Especially, and most unfortunately, is that true of that still modern class of papers, the Sunday ones.

Scan the contents of the next you take up; see how vulgar, half impure, they largely are; how full of the lowest concerns of society; how little calculated to minister to good taste, good morals, useful instruction, elevation of purpose, improvement of social life; how it hovers constantly about the border-land of vice, and is filled with an atmosphere of low suggestion. I noted the advertisement of one of the leading ones of this city yesterday. I would not here repeat its topics. I dare say that this paper lies already on some of your tables. I ask you conscientiously to scan its contents, and to confess to yourselves what sort of an influence such a paper is exerting, what principles it ministers to. How the men who make the papers can consent to make them such as they are, is not less a mystery and wonder than that others can keep grogshops.

I am astonished at the indifference or thoughtlessness of the heads of families who can tolerate in their homes agencies so noxious. They would not knowingly, I presume, invite men of well-known vicious or vulgar character; but they bring in all the influences such men could exert when they lay on the home table

any one of a great number of flourishing papers.

It is this tolerance, friends, I would point out, which is the dangerous thing for us. The forces for good, to hold their own against the bad ones, need at least be in earnest, united, and indeed aggressive. In large measure, the respectable elements in our society ignore, or do not care for, these things which make for evil, which are surely, somewhere, leaving their mark on the character of the generation which is to follow us.

And what is true of our newspapers is true very extensively of our general literature.

We have come much under the influence of foreign schools of literature, which are themselves permeated with debasing influences. It seems to be held by some, contrary to the old maxim, that, if you can give a thing a name, you justify it. In literature, what is called "realism" attempts to justify its existence by the mere fidelity and technical skill with which it depicts the incidents of social life. But there are many of those incidents which are not justly to be depicted for the contemplation of society generally.
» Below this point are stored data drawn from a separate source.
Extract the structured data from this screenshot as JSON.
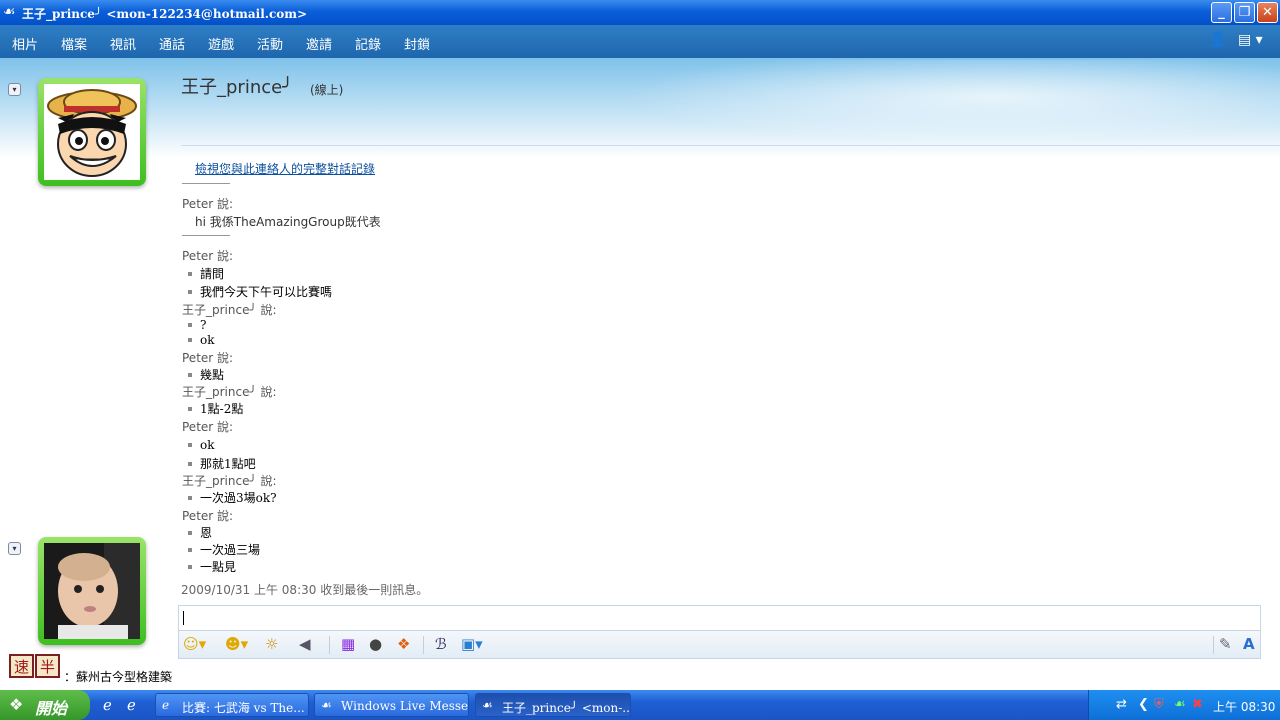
{
  "window": {
    "title": "王子_prince╯ <mon-122234@hotmail.com>",
    "min": "_",
    "max": "❐",
    "close": "✕"
  },
  "menu": [
    "相片",
    "檔案",
    "視訊",
    "通話",
    "遊戲",
    "活動",
    "邀請",
    "記錄",
    "封鎖"
  ],
  "contact": {
    "name": "王子_prince╯",
    "status": "(線上)",
    "history_link": "檢視您與此連絡人的完整對話記錄"
  },
  "conversation": {
    "first": {
      "sender": "Peter 說:",
      "text": "hi 我係TheAmazingGroup既代表"
    },
    "lines": [
      {
        "type": "sender",
        "text": "Peter 說:"
      },
      {
        "type": "msg",
        "text": "請問"
      },
      {
        "type": "msg",
        "text": "我們今天下午可以比賽嗎"
      },
      {
        "type": "sender",
        "text": "王子_prince╯ 說:"
      },
      {
        "type": "msg",
        "text": "?"
      },
      {
        "type": "msg",
        "text": "ok"
      },
      {
        "type": "sender",
        "text": "Peter 說:"
      },
      {
        "type": "msg",
        "text": "幾點"
      },
      {
        "type": "sender",
        "text": "王子_prince╯ 說:"
      },
      {
        "type": "msg",
        "text": "1點-2點"
      },
      {
        "type": "sender",
        "text": "Peter 說:"
      },
      {
        "type": "msg",
        "text": "ok"
      },
      {
        "type": "msg",
        "text": "那就1點吧"
      },
      {
        "type": "sender",
        "text": "王子_prince╯ 說:"
      },
      {
        "type": "msg",
        "text": "一次過3場ok?"
      },
      {
        "type": "sender",
        "text": "Peter 說:"
      },
      {
        "type": "msg",
        "text": "恩"
      },
      {
        "type": "msg",
        "text": "一次過三場"
      },
      {
        "type": "msg",
        "text": "一點見"
      }
    ],
    "timestamp": "2009/10/31 上午 08:30 收到最後一則訊息。"
  },
  "ime": {
    "mode1": "速",
    "mode2": "半"
  },
  "status_bar": "：蘇州古今型格建築",
  "taskbar": {
    "start": "開始",
    "tasks": [
      {
        "label": "比賽: 七武海 vs The..."
      },
      {
        "label": "Windows Live Messen..."
      },
      {
        "label": "王子_prince╯ <mon-..."
      }
    ],
    "clock": "上午 08:30"
  },
  "colors": {
    "menubar": "#1e66ad",
    "titlebar": "#0a5fd8",
    "taskbar": "#1f5fd3",
    "avatar_frame": "#3cbf1e"
  }
}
A similar tolerance, the spirit of which is imbibed largely abroad, among people of distinctly lower moral tone than ours has yet become, is beginning to appear in respect to the products of art. The distinctions which have to be drawn here are delicate, but they are perfectly obvious and recognizable. It is a question almost, if not quite always, of treatment, of spirit, of intention. Of the things which God has made, none is essentially more lovely and pure than the human form. It has been the legitimate subject of art since art began. A man commits a crime against it when he debases its portraiture to be the minister of unworthy sentiments and emotions. But its representations may be made such as elevate and refine or debase and corrupt.

I think they are always the latter when they do not subserve some idealistic purpose, the presentation of some ideal truth.

But a school has arisen in recent years which absolves itself from all idealistic limitations, and revels in what is merely physi cal and sensual.